Storica querelle con Trinitapoli per una rivalità ormai affievolita

mercoledì 11 novembre 2015 16.20
A cura di Giuseppe Capacchione
Celebrare il carciofo e la terra in cui viene coltivato. I numeri dicono che il Gal Daunofantino abbia raggiunto l'obiettivo: oltre 30.000 persone hanno visitato la 55^ fiera nazionale del carciofo svolta a San Ferdinando di Puglia dal 5 all'8 novembre scorso. Fritto, sott'olio o come ingrediente per dolci, il carciofo rientra a pieno titolo nel paniere delle tradizioni locali ed è possibile mangiarlo in ogni minestra. I dati lo confermano: il territorio di San Ferdinando di Puglia nella provincia BAT è considerato uno dei maggiori nella coltivazione del carciofo mediterraneo. Nell'agro della cittadina pugliese i terreni riservati alla coltivazione del carciofo occupano una superficie in netto aumento negli ultimi anni, passando da 100 ettari nel 1950 a 5.000 ettari nel 1963, sino ad arrivare agli attuali 75.000 ettari. Tutto questo, però, grazie anche all'aiuto dei comuni limitrofi tra cui Trinitapoli.

Infatti, la storia riporta una rivalità, ormai affievolita, fra le città di San Ferdinando e di Trinitapoli in merito allo svolgimento della sagra. La conferma arriva da alcuni anziani contadini sanferdinandesi: «Anni addietro la fiera celebrava davvero il carciofo. Oggi non è più così. Basti pensare che la quantità di carciofi portata in fiera è nettamente inferiore rispetto al passato. Da lavoratori e abitanti di San Ferdinando affermiamo che la manifestazione aveva un'ottima riuscita grazie anche alle grandi quantità di carciofi portate dalla vicina città di Trinitapoli.
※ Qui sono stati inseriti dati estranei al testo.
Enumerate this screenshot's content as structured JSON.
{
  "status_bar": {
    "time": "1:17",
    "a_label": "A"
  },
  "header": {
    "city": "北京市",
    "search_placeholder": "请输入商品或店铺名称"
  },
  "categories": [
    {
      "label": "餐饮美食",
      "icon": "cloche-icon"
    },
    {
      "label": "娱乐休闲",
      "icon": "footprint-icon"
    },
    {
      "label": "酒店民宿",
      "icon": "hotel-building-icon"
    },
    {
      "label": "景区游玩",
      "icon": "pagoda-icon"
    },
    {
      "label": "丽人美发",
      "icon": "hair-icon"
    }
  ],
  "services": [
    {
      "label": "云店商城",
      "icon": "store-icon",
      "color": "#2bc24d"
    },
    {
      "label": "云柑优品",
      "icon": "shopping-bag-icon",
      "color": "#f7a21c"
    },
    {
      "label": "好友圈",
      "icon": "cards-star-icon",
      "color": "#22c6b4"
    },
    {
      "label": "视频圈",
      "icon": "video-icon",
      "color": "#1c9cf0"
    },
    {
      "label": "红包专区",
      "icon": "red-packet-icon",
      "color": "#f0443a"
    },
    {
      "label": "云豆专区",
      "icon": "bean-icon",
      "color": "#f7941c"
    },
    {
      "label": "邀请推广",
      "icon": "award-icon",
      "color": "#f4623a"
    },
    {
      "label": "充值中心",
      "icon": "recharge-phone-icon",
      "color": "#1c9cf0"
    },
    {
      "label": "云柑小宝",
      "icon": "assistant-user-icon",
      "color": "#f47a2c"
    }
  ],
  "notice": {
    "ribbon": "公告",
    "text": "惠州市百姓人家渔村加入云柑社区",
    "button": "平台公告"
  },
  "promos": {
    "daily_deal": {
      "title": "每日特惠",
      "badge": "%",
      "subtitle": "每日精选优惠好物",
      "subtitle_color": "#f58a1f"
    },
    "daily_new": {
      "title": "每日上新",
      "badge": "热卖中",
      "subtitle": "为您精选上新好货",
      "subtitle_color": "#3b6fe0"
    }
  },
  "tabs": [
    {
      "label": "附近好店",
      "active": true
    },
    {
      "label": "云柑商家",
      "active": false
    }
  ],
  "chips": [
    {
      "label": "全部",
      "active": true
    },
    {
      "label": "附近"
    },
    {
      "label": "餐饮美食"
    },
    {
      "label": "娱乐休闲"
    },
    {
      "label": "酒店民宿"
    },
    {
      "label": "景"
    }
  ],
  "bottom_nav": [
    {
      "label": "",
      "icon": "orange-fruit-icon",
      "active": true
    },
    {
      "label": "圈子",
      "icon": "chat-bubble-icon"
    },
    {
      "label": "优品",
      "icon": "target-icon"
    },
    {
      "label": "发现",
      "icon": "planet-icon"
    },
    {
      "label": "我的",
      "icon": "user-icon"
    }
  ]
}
Chiaramente i contadini trinitapolesi hanno scelto di organizzare nella loro città una fiera di minore rilevanza ma improntata davvero sul carciofo, visto che il prodotto lo portavano da casa». Che il comune di Trinitapoli sia simbolo della coltivazione dei carciofi è una verità sotto gli occhi di tutti. Basti vedere i terreni che vanno dal confine con Margherita di Savoia al confine con Cerignola invasi da carciofi. «San Ferdinando - continuano i contadini - è la città delle pesche, ma il carciofo è un simbolo più trinitapolese che nostro. Siamo d'accordo che questa sia una fiera nazionale e quindi aperta a chiunque voglia partecipare, ma viene celebrata a San Ferdinando soltanto perché è la città in cui è nata grazie al prezioso contributo degli agricoltori di Trinitapoli».